World IPv6 Day
June 8 (Wednesday) is World IPv6 Day. On this day, Google, Facebook, Yahoo, and others will enable IPv6 on their websites.
What is IPv6?
IPv6 is the newest version of the Internet Protocol. Although much software and hardware has IPv6 support, less than 1% of internet users actually can establish a native connection to any given host. Most connections use IPv4, the previous version.
I’m still a novice myself, so I’ll point you to other, better-written articles:
It’s worth understanding IPv6 because it will eventually replace IPv4. All 4 billion addresses in IPv4 have been allocated, so it’s only a matter of time before new computers/devices are forced to have an IPv6 address only.
Hurricane Electric has a “certification” page where you can learn about and test your knowledge of IPv6.
Differences in IPv6
In addition to the larger address size, there are many other differences from IPv4, including:
- IPv6 does the same thing as IPv4 (route network traffic), but they are basically incompatible and independent from each other. Except in cases of IPv4<->IPv6 translation, the only thing they share is their name.
- IPv6 uses a different notation. Instead of 192.168.0.4, for example, an IPv6 address includes hexadecimal numbers, is separated by colons, and is naturally longer — for example, 2001:0db8:85a3:0000:0000:8a2e:0370:7334.
- IPv6 is a “global unicast” protocol — you can theoretically communicate with any other device on the internet using its IPv6 address.
- Network address translation (NAT) is no longer needed. However, the inherent firewall in NAT is then gone, so your computer or network needs an IPv6-enabled firewall. The IETF is considering an IPv6 NAT specification so there can be a built-in capability for firewalling and private addressing / services, but don’t hold your breath.
- DHCP is no longer needed for address allocation — IPv6 has autoconfiguration. However, you might still need a DHCPv6 server (also completely different from DHCP) to advertise the DNS servers. DHCPv6 is not supported on OS X or Windows XP.
- DNS has a record type called AAAA (quad-A) for IPv6 lookups. For reverse lookups, you still use PTR records (but in a different format).
World IPv6 Day
World IPv6 Day is a chance to see a large-scale deployment of IPv6 and raise awareness, since the tech community has been slow to adopt it. It’s also a chance to see what kind of problems arise, since IPv6 is incompatible with IPv4.
The 24-hour switch starts at midnight UTC, or 7pm on Tuesday for those of us in the Central US timezone.
More about the day:
IPv6 will be running simultaneously as IPv4 on these sites (dual stack), so the vast majority of users won’t see any difference. Most computers prefer IPv6, but will fall back to IPv4 if necessary.

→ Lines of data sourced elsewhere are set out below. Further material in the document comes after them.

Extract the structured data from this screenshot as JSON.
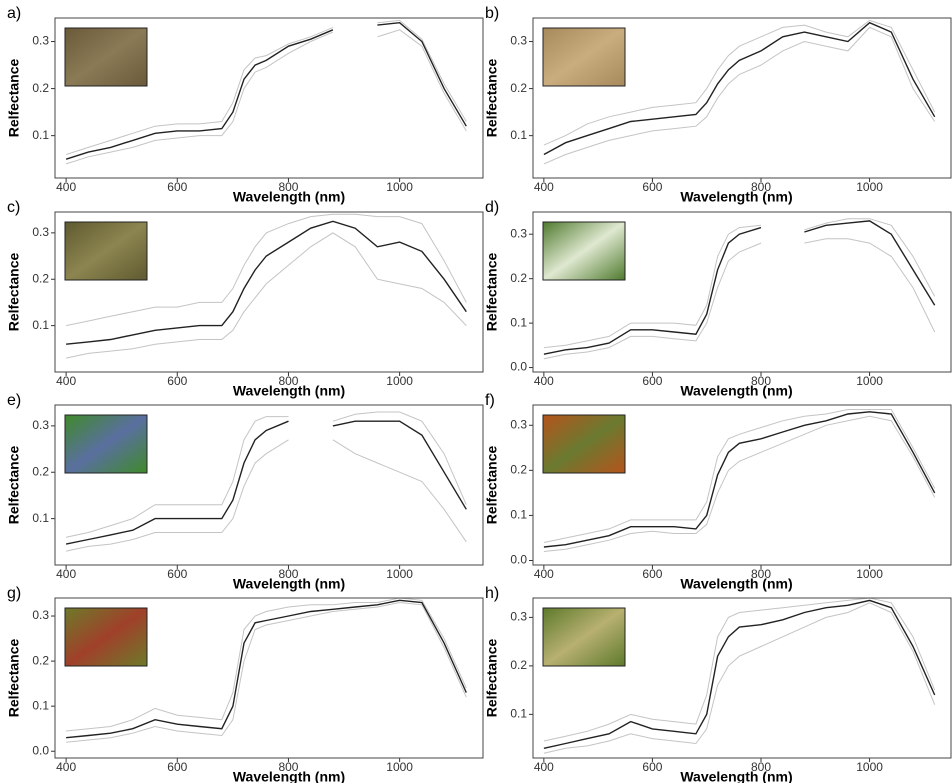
{
  "chart_data": [
    {
      "type": "line",
      "panel_label": "a)",
      "xlabel": "Wavelength (nm)",
      "ylabel": "Relfectance",
      "x": [
        400,
        440,
        480,
        520,
        560,
        600,
        640,
        680,
        700,
        720,
        740,
        760,
        800,
        840,
        880,
        920,
        960,
        1000,
        1040,
        1080,
        1120
      ],
      "xlim": [
        380,
        1150
      ],
      "ylim": [
        0.01,
        0.35
      ],
      "xticks": [
        400,
        600,
        800,
        1000
      ],
      "yticks": [
        0.1,
        0.2,
        0.3
      ],
      "series": [
        {
          "color": "#c4c4c4",
          "values": [
            0.04,
            0.055,
            0.065,
            0.075,
            0.09,
            0.095,
            0.1,
            0.1,
            0.13,
            0.2,
            0.235,
            0.245,
            0.275,
            0.3,
            0.32,
            null,
            0.31,
            0.325,
            0.29,
            0.19,
            0.11
          ]
        },
        {
          "color": "#c4c4c4",
          "values": [
            0.06,
            0.075,
            0.09,
            0.105,
            0.12,
            0.125,
            0.125,
            0.13,
            0.17,
            0.24,
            0.265,
            0.27,
            0.295,
            0.31,
            0.33,
            null,
            0.34,
            0.345,
            0.305,
            0.21,
            0.13
          ]
        },
        {
          "color": "#222222",
          "values": [
            0.05,
            0.065,
            0.075,
            0.09,
            0.105,
            0.11,
            0.11,
            0.115,
            0.15,
            0.22,
            0.25,
            0.26,
            0.29,
            0.305,
            0.325,
            null,
            0.335,
            0.34,
            0.3,
            0.2,
            0.12
          ]
        }
      ]
    },
    {
      "type": "line",
      "panel_label": "b)",
      "xlabel": "Wavelength (nm)",
      "ylabel": "Relfectance",
      "x": [
        400,
        440,
        480,
        520,
        560,
        600,
        640,
        680,
        700,
        720,
        740,
        760,
        800,
        840,
        880,
        920,
        960,
        1000,
        1040,
        1080,
        1120
      ],
      "xlim": [
        380,
        1150
      ],
      "ylim": [
        0.01,
        0.35
      ],
      "xticks": [
        400,
        600,
        800,
        1000
      ],
      "yticks": [
        0.1,
        0.2,
        0.3
      ],
      "series": [
        {
          "color": "#c4c4c4",
          "values": [
            0.04,
            0.06,
            0.075,
            0.09,
            0.1,
            0.11,
            0.115,
            0.12,
            0.14,
            0.18,
            0.21,
            0.23,
            0.25,
            0.28,
            0.3,
            0.29,
            0.28,
            0.33,
            0.31,
            0.2,
            0.13
          ]
        },
        {
          "color": "#c4c4c4",
          "values": [
            0.08,
            0.1,
            0.125,
            0.14,
            0.15,
            0.16,
            0.165,
            0.17,
            0.2,
            0.24,
            0.27,
            0.29,
            0.31,
            0.33,
            0.335,
            0.32,
            0.31,
            0.345,
            0.33,
            0.24,
            0.15
          ]
        },
        {
          "color": "#222222",
          "values": [
            0.06,
            0.085,
            0.1,
            0.115,
            0.13,
            0.135,
            0.14,
            0.145,
            0.17,
            0.21,
            0.24,
            0.26,
            0.28,
            0.31,
            0.32,
            0.31,
            0.3,
            0.34,
            0.32,
            0.22,
            0.14
          ]
        }
      ]
    },
    {
      "type": "line",
      "panel_label": "c)",
      "xlabel": "Wavelength (nm)",
      "ylabel": "Relfectance",
      "x": [
        400,
        440,
        480,
        520,
        560,
        600,
        640,
        680,
        700,
        720,
        740,
        760,
        800,
        840,
        880,
        920,
        960,
        1000,
        1040,
        1080,
        1120
      ],
      "xlim": [
        380,
        1150
      ],
      "ylim": [
        0.0,
        0.345
      ],
      "xticks": [
        400,
        600,
        800,
        1000
      ],
      "yticks": [
        0.1,
        0.2,
        0.3
      ],
      "series": [
        {
          "color": "#c4c4c4",
          "values": [
            0.03,
            0.04,
            0.045,
            0.05,
            0.06,
            0.065,
            0.07,
            0.07,
            0.09,
            0.13,
            0.16,
            0.19,
            0.23,
            0.27,
            0.3,
            0.27,
            0.2,
            0.19,
            0.18,
            0.15,
            0.1
          ]
        },
        {
          "color": "#c4c4c4",
          "values": [
            0.1,
            0.11,
            0.12,
            0.13,
            0.14,
            0.14,
            0.15,
            0.15,
            0.18,
            0.23,
            0.27,
            0.3,
            0.32,
            0.335,
            0.34,
            0.34,
            0.335,
            0.335,
            0.32,
            0.24,
            0.15
          ]
        },
        {
          "color": "#222222",
          "values": [
            0.06,
            0.065,
            0.07,
            0.08,
            0.09,
            0.095,
            0.1,
            0.1,
            0.13,
            0.18,
            0.22,
            0.25,
            0.28,
            0.31,
            0.325,
            0.31,
            0.27,
            0.28,
            0.26,
            0.2,
            0.13
          ]
        }
      ]
    },
    {
      "type": "line",
      "panel_label": "d)",
      "xlabel": "Wavelength (nm)",
      "ylabel": "Relfectance",
      "x": [
        400,
        440,
        480,
        520,
        560,
        600,
        640,
        680,
        700,
        720,
        740,
        760,
        800,
        840,
        880,
        920,
        960,
        1000,
        1040,
        1080,
        1120
      ],
      "xlim": [
        380,
        1150
      ],
      "ylim": [
        -0.01,
        0.35
      ],
      "xticks": [
        400,
        600,
        800,
        1000
      ],
      "yticks": [
        {
          "value": 0,
          "label": "0.0"
        },
        0.1,
        0.2,
        0.3
      ],
      "series": [
        {
          "color": "#c4c4c4",
          "values": [
            0.02,
            0.03,
            0.035,
            0.045,
            0.07,
            0.07,
            0.065,
            0.06,
            0.1,
            0.18,
            0.24,
            0.26,
            0.28,
            null,
            0.28,
            0.29,
            0.29,
            0.28,
            0.25,
            0.18,
            0.08
          ]
        },
        {
          "color": "#c4c4c4",
          "values": [
            0.045,
            0.05,
            0.06,
            0.07,
            0.1,
            0.1,
            0.1,
            0.095,
            0.14,
            0.25,
            0.3,
            0.315,
            0.32,
            null,
            0.31,
            0.325,
            0.335,
            0.335,
            0.32,
            0.25,
            0.16
          ]
        },
        {
          "color": "#222222",
          "values": [
            0.03,
            0.04,
            0.045,
            0.055,
            0.085,
            0.085,
            0.08,
            0.075,
            0.12,
            0.22,
            0.28,
            0.3,
            0.315,
            null,
            0.305,
            0.32,
            0.325,
            0.33,
            0.3,
            0.22,
            0.14
          ]
        }
      ]
    },
    {
      "type": "line",
      "panel_label": "e)",
      "xlabel": "Wavelength (nm)",
      "ylabel": "Relfectance",
      "x": [
        400,
        440,
        480,
        520,
        560,
        600,
        640,
        680,
        700,
        720,
        740,
        760,
        800,
        840,
        880,
        920,
        960,
        1000,
        1040,
        1080,
        1120
      ],
      "xlim": [
        380,
        1150
      ],
      "ylim": [
        0.0,
        0.345
      ],
      "xticks": [
        400,
        600,
        800,
        1000
      ],
      "yticks": [
        0.1,
        0.2,
        0.3
      ],
      "series": [
        {
          "color": "#c4c4c4",
          "values": [
            0.03,
            0.04,
            0.045,
            0.055,
            0.07,
            0.07,
            0.07,
            0.07,
            0.1,
            0.17,
            0.22,
            0.24,
            0.27,
            null,
            0.27,
            0.24,
            0.22,
            0.2,
            0.18,
            0.12,
            0.05
          ]
        },
        {
          "color": "#c4c4c4",
          "values": [
            0.06,
            0.07,
            0.085,
            0.1,
            0.13,
            0.13,
            0.13,
            0.13,
            0.18,
            0.27,
            0.31,
            0.32,
            0.32,
            null,
            0.31,
            0.325,
            0.33,
            0.33,
            0.31,
            0.24,
            0.13
          ]
        },
        {
          "color": "#222222",
          "values": [
            0.045,
            0.055,
            0.065,
            0.075,
            0.1,
            0.1,
            0.1,
            0.1,
            0.14,
            0.22,
            0.27,
            0.29,
            0.31,
            null,
            0.3,
            0.31,
            0.31,
            0.31,
            0.28,
            0.2,
            0.12
          ]
        }
      ]
    },
    {
      "type": "line",
      "panel_label": "f)",
      "xlabel": "Wavelength (nm)",
      "ylabel": "Relfectance",
      "x": [
        400,
        440,
        480,
        520,
        560,
        600,
        640,
        680,
        700,
        720,
        740,
        760,
        800,
        840,
        880,
        920,
        960,
        1000,
        1040,
        1080,
        1120
      ],
      "xlim": [
        380,
        1150
      ],
      "ylim": [
        -0.01,
        0.345
      ],
      "xticks": [
        400,
        600,
        800,
        1000
      ],
      "yticks": [
        {
          "value": 0,
          "label": "0.0"
        },
        0.1,
        0.2,
        0.3
      ],
      "series": [
        {
          "color": "#c4c4c4",
          "values": [
            0.02,
            0.025,
            0.035,
            0.045,
            0.06,
            0.065,
            0.06,
            0.06,
            0.08,
            0.15,
            0.2,
            0.22,
            0.24,
            0.26,
            0.28,
            0.3,
            0.31,
            0.32,
            0.31,
            0.23,
            0.14
          ]
        },
        {
          "color": "#c4c4c4",
          "values": [
            0.04,
            0.05,
            0.06,
            0.07,
            0.09,
            0.09,
            0.09,
            0.09,
            0.13,
            0.23,
            0.27,
            0.28,
            0.295,
            0.31,
            0.32,
            0.325,
            0.335,
            0.335,
            0.335,
            0.25,
            0.16
          ]
        },
        {
          "color": "#222222",
          "values": [
            0.03,
            0.035,
            0.045,
            0.055,
            0.075,
            0.075,
            0.075,
            0.07,
            0.1,
            0.19,
            0.24,
            0.26,
            0.27,
            0.285,
            0.3,
            0.31,
            0.325,
            0.33,
            0.325,
            0.24,
            0.15
          ]
        }
      ]
    },
    {
      "type": "line",
      "panel_label": "g)",
      "xlabel": "Wavelength (nm)",
      "ylabel": "Relfectance",
      "x": [
        400,
        440,
        480,
        520,
        560,
        600,
        640,
        680,
        700,
        720,
        740,
        760,
        800,
        840,
        880,
        920,
        960,
        1000,
        1040,
        1080,
        1120
      ],
      "xlim": [
        380,
        1150
      ],
      "ylim": [
        -0.015,
        0.34
      ],
      "xticks": [
        400,
        600,
        800,
        1000
      ],
      "yticks": [
        {
          "value": 0,
          "label": "0.0"
        },
        0.1,
        0.2,
        0.3
      ],
      "series": [
        {
          "color": "#c4c4c4",
          "values": [
            0.02,
            0.025,
            0.03,
            0.04,
            0.055,
            0.045,
            0.04,
            0.035,
            0.07,
            0.2,
            0.27,
            0.28,
            0.29,
            0.3,
            0.31,
            0.315,
            0.32,
            0.33,
            0.325,
            0.23,
            0.12
          ]
        },
        {
          "color": "#c4c4c4",
          "values": [
            0.045,
            0.05,
            0.055,
            0.07,
            0.095,
            0.08,
            0.075,
            0.07,
            0.13,
            0.27,
            0.3,
            0.31,
            0.32,
            0.325,
            0.325,
            0.33,
            0.33,
            0.34,
            0.335,
            0.25,
            0.14
          ]
        },
        {
          "color": "#222222",
          "values": [
            0.03,
            0.035,
            0.04,
            0.05,
            0.07,
            0.06,
            0.055,
            0.05,
            0.1,
            0.24,
            0.285,
            0.29,
            0.3,
            0.31,
            0.315,
            0.32,
            0.325,
            0.335,
            0.33,
            0.24,
            0.13
          ]
        }
      ]
    },
    {
      "type": "line",
      "panel_label": "h)",
      "xlabel": "Wavelength (nm)",
      "ylabel": "Relfectance",
      "x": [
        400,
        440,
        480,
        520,
        560,
        600,
        640,
        680,
        700,
        720,
        740,
        760,
        800,
        840,
        880,
        920,
        960,
        1000,
        1040,
        1080,
        1120
      ],
      "xlim": [
        380,
        1150
      ],
      "ylim": [
        0.01,
        0.34
      ],
      "xticks": [
        400,
        600,
        800,
        1000
      ],
      "yticks": [
        0.1,
        0.2,
        0.3
      ],
      "series": [
        {
          "color": "#c4c4c4",
          "values": [
            0.02,
            0.03,
            0.035,
            0.045,
            0.06,
            0.05,
            0.045,
            0.04,
            0.07,
            0.16,
            0.2,
            0.22,
            0.24,
            0.26,
            0.28,
            0.3,
            0.31,
            0.33,
            0.31,
            0.23,
            0.12
          ]
        },
        {
          "color": "#c4c4c4",
          "values": [
            0.045,
            0.055,
            0.065,
            0.08,
            0.1,
            0.09,
            0.085,
            0.08,
            0.14,
            0.26,
            0.3,
            0.31,
            0.315,
            0.32,
            0.325,
            0.33,
            0.335,
            0.34,
            0.33,
            0.26,
            0.15
          ]
        },
        {
          "color": "#222222",
          "values": [
            0.03,
            0.04,
            0.05,
            0.06,
            0.085,
            0.07,
            0.065,
            0.06,
            0.1,
            0.22,
            0.26,
            0.28,
            0.285,
            0.295,
            0.31,
            0.32,
            0.325,
            0.335,
            0.32,
            0.24,
            0.14
          ]
        }
      ]
    }
  ]
}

However, there have been implementation bugs in the past, so a small group of internet users (less than 1%, which could still mean millions of people) may have trouble connecting to these sites. This would appear as either no connectivity at all, or a long delay as the computer waits for the connection to time out before switching to IPv4.
Here is more information about preparing:
- Short video on the official website
- A testing website where users can see how their computers + network stacks up
Transitioning to IPv6
Obviously it makes sense to help customers make their networks and systems be IPv6-ready. A small office network would be a good place for experimenting and testing.
More about transitioning:
- Ars Technica: There is no Plan B: why the IPv4-to-IPv6 transition will be ugly
- Ars Technica: IPv6 firewalling knows no middle ground
- Slides from talk “IPv6 Deployment on Production Networks” (specifically, some networks of the federal government)
Note that because IPv6 is so different from IPv4, there are different versions and tools for working with it — for example, ping6.